The emergence of foundation models in computational pathology has transformed histopathological image analysis, with whole slide imaging (WSI) diagnosis being a core application. Traditionally, weakly supervised fine-tuning via multiple instance learning (MIL) has been the primary method for adapting foundation models to WSIs. However, in this work we present a key experimental finding: a simple nonlinear mapping strategy combining mean pooling and a multilayer perceptron, called SiMLP, can effectively adapt patch-level foundation models to slide-level tasks without complex MIL-based learning. Through extensive experiments across diverse downstream tasks, we demonstrate the superior performance of SiMLP with state-of-the-art methods. For instance, on a large-scale pan-cancer classification task, SiMLP surpasses popular MIL-based methods by 3.52%. Furthermore, SiMLP shows strong learning ability in few-shot classification and remaining highly competitive with slide-level foundation models pretrained on tens of thousands of slides. Finally, SiMLP exhibits remarkable robustness and transferability in lung cancer subtyping.
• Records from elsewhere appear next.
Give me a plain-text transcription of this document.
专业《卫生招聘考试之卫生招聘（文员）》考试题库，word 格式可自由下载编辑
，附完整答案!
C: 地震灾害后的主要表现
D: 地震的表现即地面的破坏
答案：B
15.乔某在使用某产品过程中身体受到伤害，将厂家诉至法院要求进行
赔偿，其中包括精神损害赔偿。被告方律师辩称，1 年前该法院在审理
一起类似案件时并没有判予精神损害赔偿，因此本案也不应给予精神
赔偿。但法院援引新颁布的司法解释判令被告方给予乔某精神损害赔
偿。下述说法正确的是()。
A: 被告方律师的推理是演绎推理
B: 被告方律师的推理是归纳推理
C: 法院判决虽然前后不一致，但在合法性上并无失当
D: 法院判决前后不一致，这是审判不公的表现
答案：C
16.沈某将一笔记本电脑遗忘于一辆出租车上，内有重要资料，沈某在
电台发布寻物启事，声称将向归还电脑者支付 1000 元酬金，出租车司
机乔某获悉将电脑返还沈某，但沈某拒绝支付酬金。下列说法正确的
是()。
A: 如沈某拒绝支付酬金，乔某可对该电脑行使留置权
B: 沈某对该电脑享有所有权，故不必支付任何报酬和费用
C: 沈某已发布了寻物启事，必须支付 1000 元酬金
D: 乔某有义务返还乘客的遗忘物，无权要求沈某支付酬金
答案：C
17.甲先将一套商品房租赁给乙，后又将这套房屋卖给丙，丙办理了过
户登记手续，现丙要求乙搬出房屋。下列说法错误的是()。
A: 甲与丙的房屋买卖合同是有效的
Overall, our findings challenge the conventional MIL-based fine-tuning paradigm, demonstrating that a task-agnostic representation strategy alone can effectively adapt foundation models to WSI analysis. These insights offer a unique and meaningful perspective for future research in digital pathology, paving the way for more efficient and broadly applicable methodologies.

Paper Structure

This paper contains 14 sections, 2 equations, 3 figures, 4 tables.

Figures (3)

  • Figure 1: Transition of slide-level adaption in pathology foundation models.a. Conventional fine-tuning strategy using task-specific supervised learning. b. Simplified fine-tuning strategy using task-agnostic pooling and nonlinear classifier (SiMLP). c. Comparison of SiMLP and other MIL-based fine-tuning methods across three pathology foundation models.
  • Figure 2: Few-shot slide-level performance on TCGA and CPTAC cohort with $K\in\{1,5,10,20,50\}$ slides per class.
  • Figure 3: Robustness and transfer testing evaluation on CPTAC, TCGA, and in-house NSCLC cohort by sweeping 10 random seeds.